As we had travelled the road in a coach on our return from the rail journey to Queenstown, we were aware what the road was like between Queenstown and Strahan (like the road around Somerset Dam in Queensland only there is a bit more of it). The road out of Queenstown was something else again and I was pleased I was driving up not down into the town. Very steep, very windy, two narrow lanes, sheer drop on the downward side; as we went up the bends seem to become tighter anything coming behind just had to wait as it was double lines all the way up and no opportunity to pull over until you reached the top; and what a relief it was to get to the top.
Most of the way from Queenstown was winding although generally on reasonably good roads; lots of lakes (most man made) along the route. At about 11:00am we pulled into one of the National Park access sites for morning tea and when we started the car we had a further warning light – this time the engine management system warning light – “Do not travel in excess of 70kph, reduce the load you are carrying and do no travel up steep hills if possible” – lets ditch the caravan and not travel over the next range – not bloody likely.
There is a unique attraction to be seen at Derwent Bridge, “The Wall in the Wilderness” – www.thewalltasmania.com ; unfortunately one cannot take a camera inside to record the work that has been done by one Greg Duncan. From his brochure he indicates – “The WALL is a work in progress funded completely by myself. I began working on this project in 2005 and expect it to be completed towards the end of 2015. The wall will span 100 metres and depict the history of this region. It is important to me that you witness the evolution of the wall, from the drawings, the roughing out and the various stages of detailing to the point of completion. I feel that being able to watch these processes brings a greater understanding and appreciation of the sculpture.
I invite you to take your time and perhaps have a glass of wine or a nip of whiskey while you peruse what I believe is a story that should be told.”
It was a truly great experience to look at the work that Duncan has done to date and to see how far he has progressed and note the blank canvas (actually timber) remaining to be created into art. This bloke seems to have a gift – we saw workman’s aprons, caps and gloves that all look so real but were all skillfully carved from wood and polished to perfection. If you are in this part of Tasmania the WALL is well worth a look.
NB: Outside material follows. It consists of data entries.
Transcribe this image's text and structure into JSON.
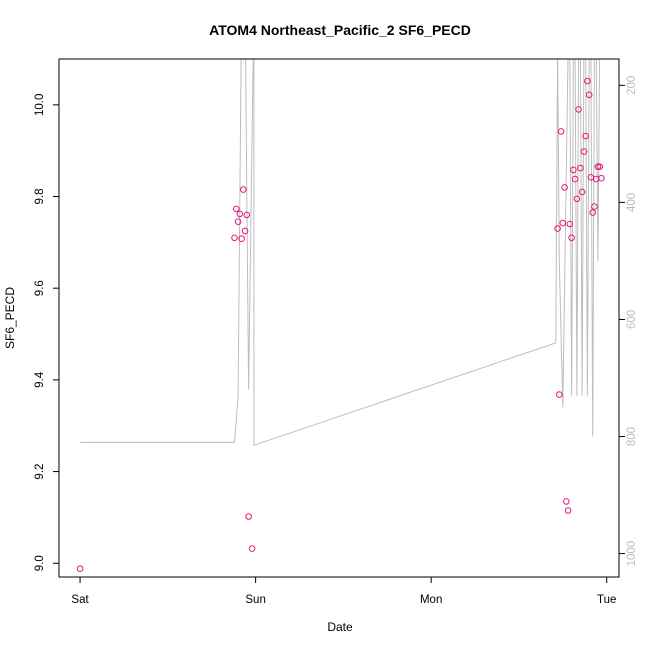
{
  "chart_data": {
    "type": "scatter",
    "title": "ATOM4 Northeast_Pacific_2 SF6_PECD",
    "xlabel": "Date",
    "ylabel": "SF6_PECD",
    "x_tick_labels": [
      "Sat",
      "Sun",
      "Mon",
      "Tue"
    ],
    "x_tick_days": [
      0,
      1,
      2,
      3
    ],
    "xlim_days": [
      -0.12,
      3.07
    ],
    "ylim": [
      8.97,
      10.1
    ],
    "y_ticks": [
      9.0,
      9.2,
      9.4,
      9.6,
      9.8,
      10.0
    ],
    "y2_ticks": [
      200,
      400,
      600,
      800,
      1000
    ],
    "y2_lim": [
      1040,
      155
    ],
    "grid": false,
    "points_color": "#e8157a",
    "line_color": "#bdbdbd",
    "series": [
      {
        "x_days": [
          0.0,
          0.88,
          0.89,
          0.9,
          0.91,
          0.92,
          0.93,
          0.94,
          0.95,
          0.96,
          0.98,
          2.72,
          2.73,
          2.74,
          2.75,
          2.76,
          2.77,
          2.78,
          2.79,
          2.8,
          2.81,
          2.82,
          2.83,
          2.84,
          2.85,
          2.86,
          2.87,
          2.88,
          2.89,
          2.9,
          2.91,
          2.92,
          2.93,
          2.94,
          2.95,
          2.96,
          2.97
        ],
        "values": [
          8.988,
          9.71,
          9.773,
          9.745,
          9.762,
          9.708,
          9.815,
          9.725,
          9.76,
          9.102,
          9.032,
          9.73,
          9.368,
          9.942,
          9.742,
          9.82,
          9.135,
          9.115,
          9.74,
          9.71,
          9.858,
          9.838,
          9.795,
          9.99,
          9.862,
          9.81,
          9.898,
          9.932,
          10.052,
          10.022,
          9.842,
          9.765,
          9.778,
          9.838,
          9.865,
          9.865,
          9.84
        ]
      }
    ],
    "secondary_line": {
      "ylabel": "",
      "x_days": [
        0.0,
        0.88,
        0.9,
        0.92,
        0.94,
        0.96,
        0.99,
        0.99,
        2.71,
        2.72,
        2.73,
        2.75,
        2.78,
        2.79,
        2.8,
        2.81,
        2.82,
        2.83,
        2.84,
        2.85,
        2.86,
        2.87,
        2.88,
        2.89,
        2.9,
        2.91,
        2.92,
        2.93,
        2.94,
        2.95,
        2.96,
        2.97
      ],
      "values": [
        810,
        810,
        730,
        60,
        60,
        720,
        60,
        815,
        640,
        140,
        500,
        750,
        140,
        140,
        730,
        140,
        140,
        730,
        140,
        140,
        730,
        140,
        140,
        730,
        140,
        140,
        800,
        140,
        140,
        500,
        140,
        140
      ]
    }
  }
}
From Derwent Bridge we drove on up steep ranges and down the other side we went around hair pin bends and back the other way just as quickly (really slowly actually); we passed massive pipelines rushing down hills to convey water to power the hydroelectric power plants they were connected to then rush up the other side of the slope to takes the water to another site. We passed Bronte Park, Tarraleah, Wayatinah, and drove through Ouse and Hamilton before arriving at our planned destination of New Norfolk where we thought we could get mechanical assistance for our ailing motor.
Of course it was Saturday afternoon when we arrived and nothing was open until Monday so we had a quiet Sunday, explored New Norfolk, did some shopping and generally lazed around waiting for Monday. At 8:00am Monday I was waiting outside the door of an auto shop that had been recommended by the Caravan Park Manager; things start later in New Norfolk and it was not until 8:30am that anyone turned up. I told my tale of woe and entrusted my vehicle to the proprietor and walked back to the caravan park along the Derwent River. We retrieved the vehicle Monday afternoon and while the mechanic had serviced the truck he had not been successful in turning off the warning lights; he also alerted us to the fact that the differential seal needed replacement and provided the contact details for the Nissan dealer in Hobart who would replace the seal under warranty and correct the warning light situation.
This morning we moved on to Hobart and will base ourselves here for a few days while we take some day trips north and south to see various other places in the region. We are staying at the Treasure Island Caravan Park conveniently situated close to the Cameron Bay Water Treatment Plant – slightly odoriferous with the prevailing breeze but right on the banks of the Derwent. The truck is booked into the Nissan workshop at 8:00am on Thursday and we hope it will be trouble free at days end.